I seem to be the only Westerner with any background in linguistics who prefers the Revised Romanization over any of the alternatives. I would speculate that it is because of my background in computing and programming (and hence ASCII) – the rise of technology and the internet were part of the justification in 1999 for the revised system’s rejection of diacritics – they wanted a system that was transparently “ASCIIable.” In this way, I have a great deal of sympathy for the perspectives of the 1990’s committee – they wanted to move toward a romanization system that maximized their advantages vis-a-vis the inconveniently roman internet. It was of a piece with other government-directed manipulations of Korean cultural content oriented toward a remarkably forward-looking post-industrial policy.

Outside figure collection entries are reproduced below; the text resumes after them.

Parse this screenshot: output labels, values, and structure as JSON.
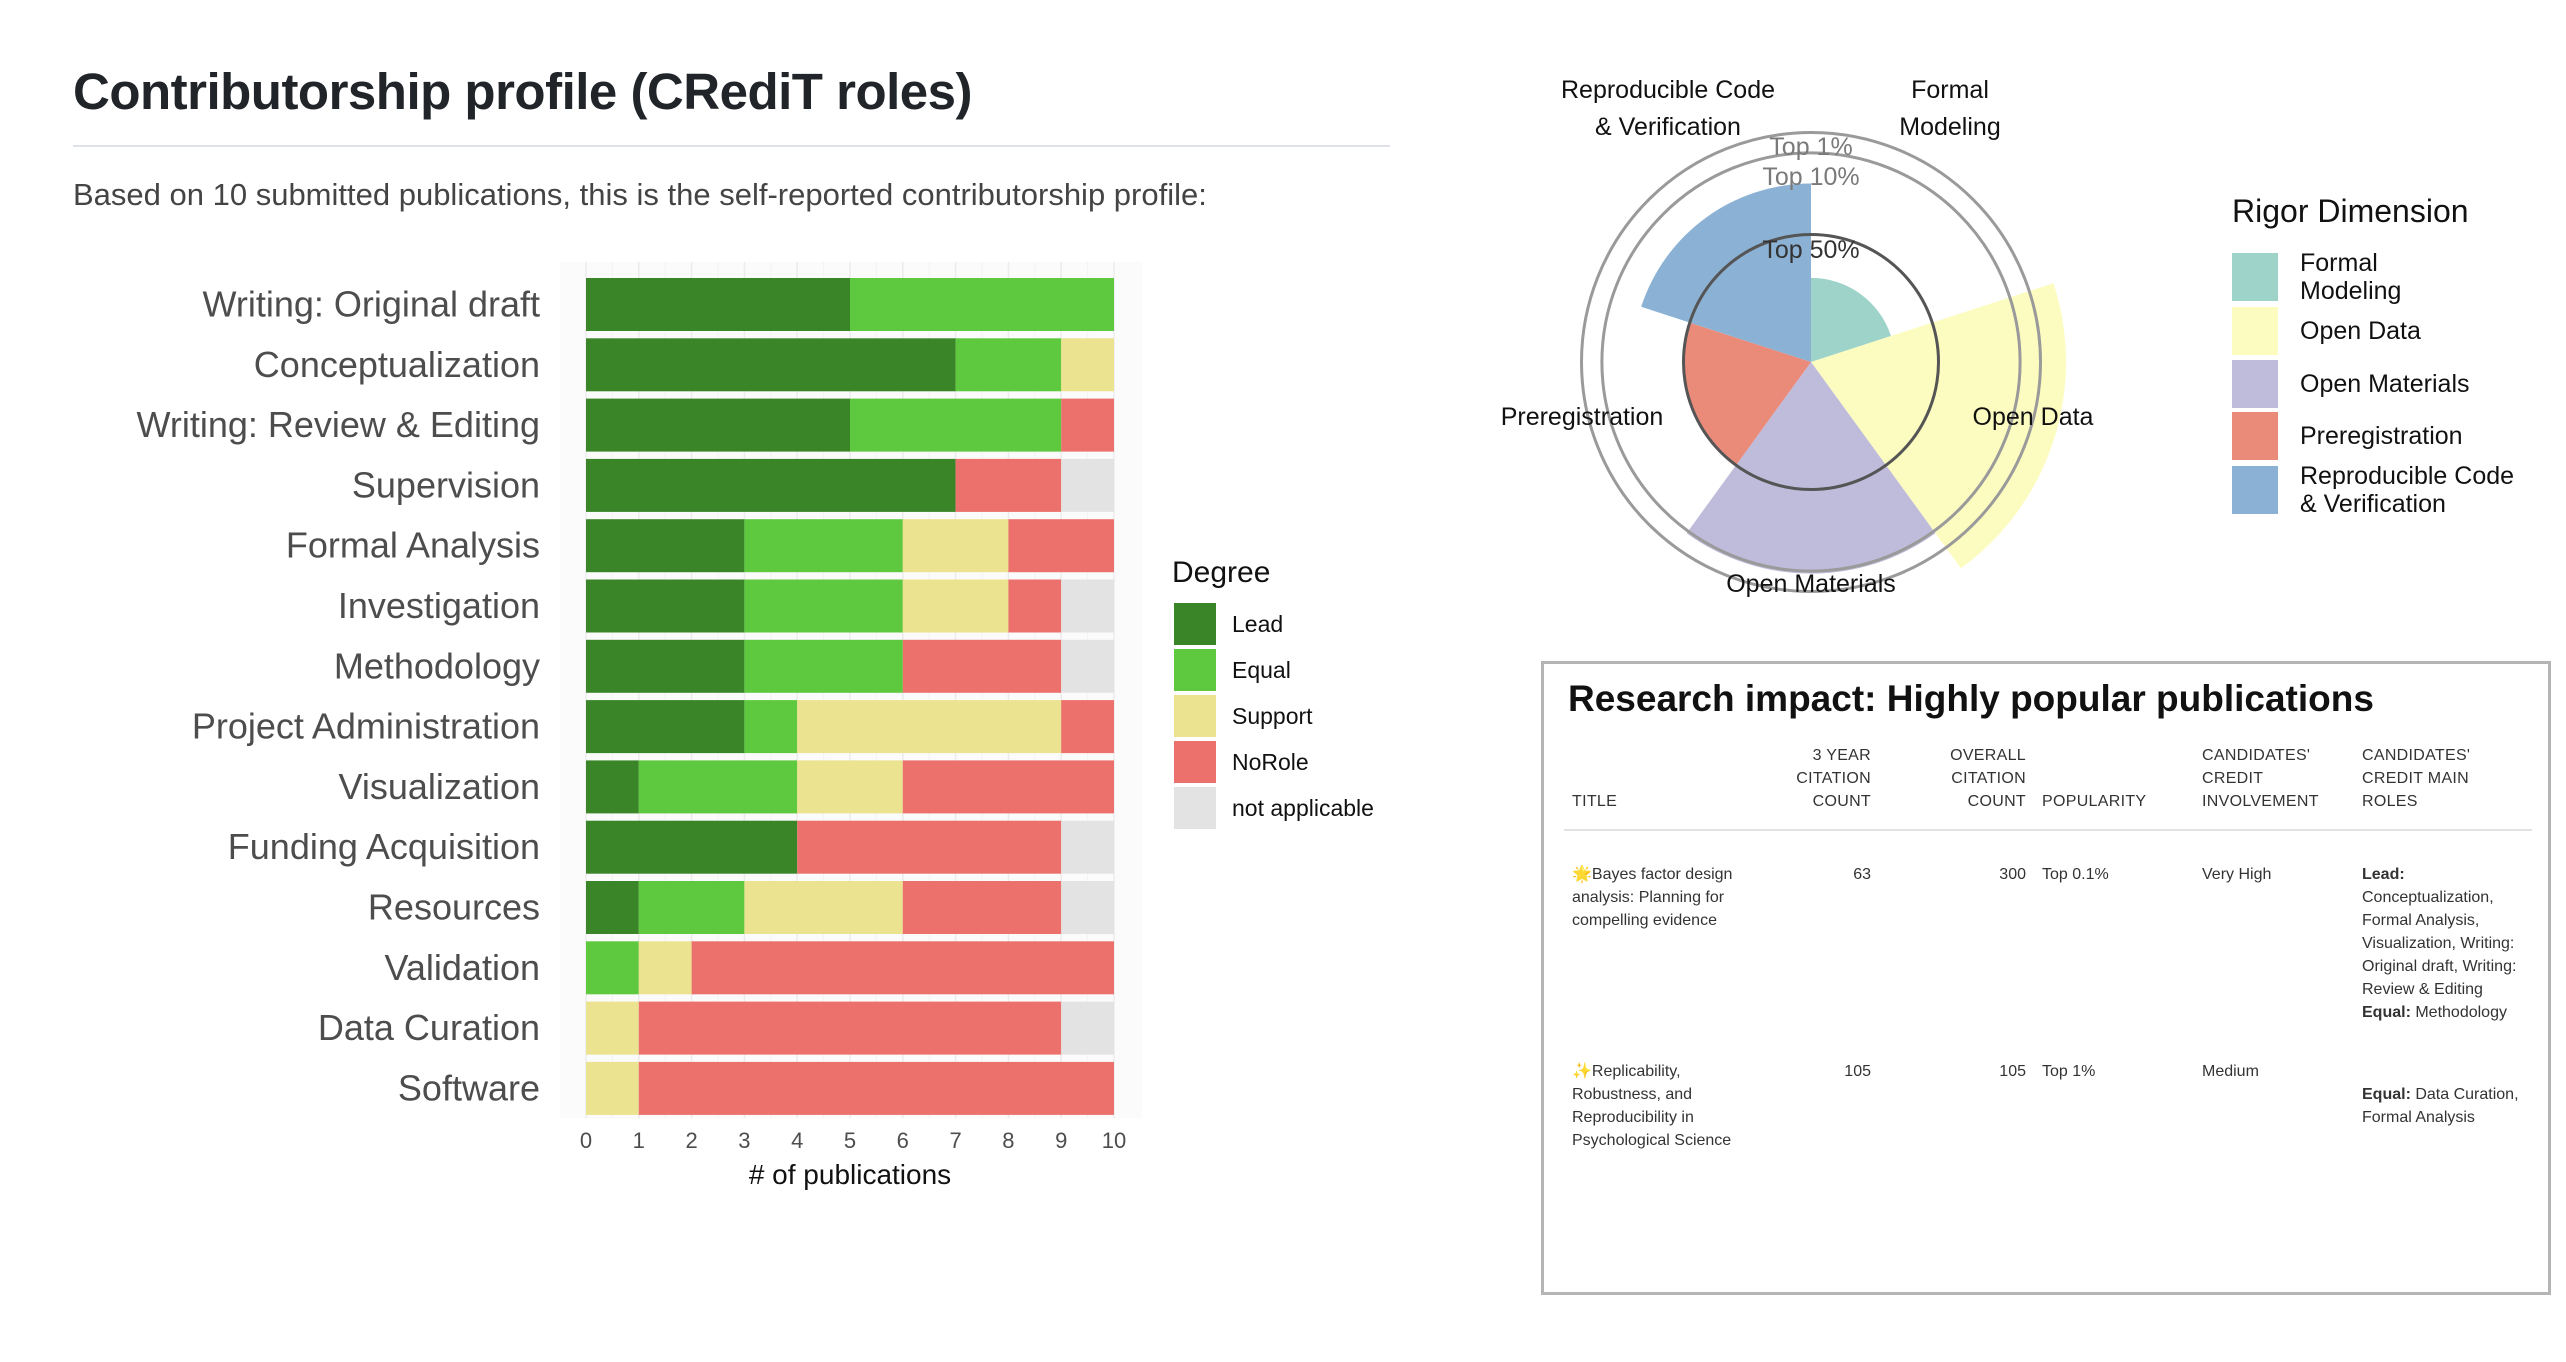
{
  "header": {
    "title": "Contributorship profile (CRediT roles)",
    "subtitle": "Based on 10 submitted publications, this is the self-reported contributorship profile:"
  },
  "chart_data": [
    {
      "type": "bar",
      "orientation": "horizontal",
      "stacked": true,
      "categories": [
        "Writing: Original draft",
        "Conceptualization",
        "Writing: Review & Editing",
        "Supervision",
        "Formal Analysis",
        "Investigation",
        "Methodology",
        "Project Administration",
        "Visualization",
        "Funding Acquisition",
        "Resources",
        "Validation",
        "Data Curation",
        "Software"
      ],
      "series": [
        {
          "name": "Lead",
          "color": "#3a8527",
          "values": [
            5,
            7,
            5,
            7,
            3,
            3,
            3,
            3,
            1,
            4,
            1,
            0,
            0,
            0
          ]
        },
        {
          "name": "Equal",
          "color": "#5ec93e",
          "values": [
            5,
            2,
            4,
            0,
            3,
            3,
            3,
            1,
            3,
            0,
            2,
            1,
            0,
            0
          ]
        },
        {
          "name": "Support",
          "color": "#ebe38f",
          "values": [
            0,
            1,
            0,
            0,
            2,
            2,
            0,
            5,
            2,
            0,
            3,
            1,
            1,
            1
          ]
        },
        {
          "name": "NoRole",
          "color": "#ec706c",
          "values": [
            0,
            0,
            1,
            2,
            2,
            1,
            3,
            1,
            4,
            5,
            3,
            8,
            8,
            9
          ]
        },
        {
          "name": "not applicable",
          "color": "#e3e3e3",
          "values": [
            0,
            0,
            0,
            1,
            0,
            1,
            1,
            0,
            0,
            1,
            1,
            0,
            1,
            0
          ]
        }
      ],
      "xlabel": "# of publications",
      "ylabel": "",
      "xlim": [
        0,
        10
      ],
      "xticks": [
        "0",
        "1",
        "2",
        "3",
        "4",
        "5",
        "6",
        "7",
        "8",
        "9",
        "10"
      ],
      "legend_title": "Degree",
      "legend_position": "right",
      "grid": true
    },
    {
      "type": "polar-area",
      "categories": [
        "Formal Modeling",
        "Open Data",
        "Open Materials",
        "Preregistration",
        "Reproducible Code & Verification"
      ],
      "axis_labels": [
        "Formal\nModeling",
        "Open Data",
        "Open Materials",
        "Preregistration",
        "Reproducible Code\n& Verification"
      ],
      "legend_labels": [
        "Formal\nModeling",
        "Open Data",
        "Open Materials",
        "Preregistration",
        "Reproducible Code\n& Verification"
      ],
      "values": [
        0.33,
        1.0,
        0.83,
        0.5,
        0.7
      ],
      "colors": [
        "#9dd3c8",
        "#fcfcc0",
        "#bfbbdb",
        "#ea8b7a",
        "#8bb1d4"
      ],
      "reference_rings": [
        {
          "label": "Top 50%",
          "value": 0.5
        },
        {
          "label": "Top 10%",
          "value": 0.82
        },
        {
          "label": "Top 1%",
          "value": 0.9
        }
      ],
      "legend_title": "Rigor Dimension",
      "legend_position": "right"
    }
  ],
  "impact": {
    "title": "Research impact: Highly popular publications",
    "columns": [
      "Title",
      "3 year\ncitation\ncount",
      "Overall\ncitation\ncount",
      "Popularity",
      "Candidates'\nCRedIT\ninvolvement",
      "Candidates'\nCRedIT main\nroles"
    ],
    "rows": [
      {
        "icon": "🌟",
        "title": "Bayes factor design analysis: Planning for compelling evidence",
        "citations_3y": "63",
        "citations_total": "300",
        "popularity": "Top 0.1%",
        "involvement": "Very High",
        "roles": [
          {
            "key": "Lead:",
            "value": "Conceptualization, Formal Analysis, Visualization, Writing: Original draft, Writing: Review & Editing"
          },
          {
            "key": "Equal:",
            "value": "Methodology"
          }
        ]
      },
      {
        "icon": "✨",
        "title": "Replicability, Robustness, and Reproducibility in Psychological Science",
        "citations_3y": "105",
        "citations_total": "105",
        "popularity": "Top 1%",
        "involvement": "Medium",
        "roles": [
          {
            "key": "Equal:",
            "value": "Data Curation, Formal Analysis"
          }
        ]
      }
    ]
  }
}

Such a need has been utterly obviated by subsequent generations of technology, all now mostly based on the well-designed unicode system, which means that the Korean internet has begun to be mostly in unicode hangeul rather than any romanization at all. But in the 1990’s nobody could have predicted technology solving the ASCII dilemma so quickly and easily, and so, from the perspective of the committee desigining the Revised Romanization, their motivation to reject diacritics was exceptionally strong and very understandable.
Personally, quite early on I was able to overcome my discomfort with the digraphs “eo” and “eu” by reminding myself that they were no more “weird” than the very common use of the digraphs “oe” and “ue” for “ö” and “ü” in some European languages. Those examples are equally opaque, phonologically, yet widely accepted, and the underlying principle of the digraphs in both cases is almost the same – thus it could be understood that in the revised system, they’re using an “e” to mark the “missing” diacritic of McCune-Reischauer. In fact, without any inside knowledge, that’s how I suspect the committee choosing the digraphs saw it.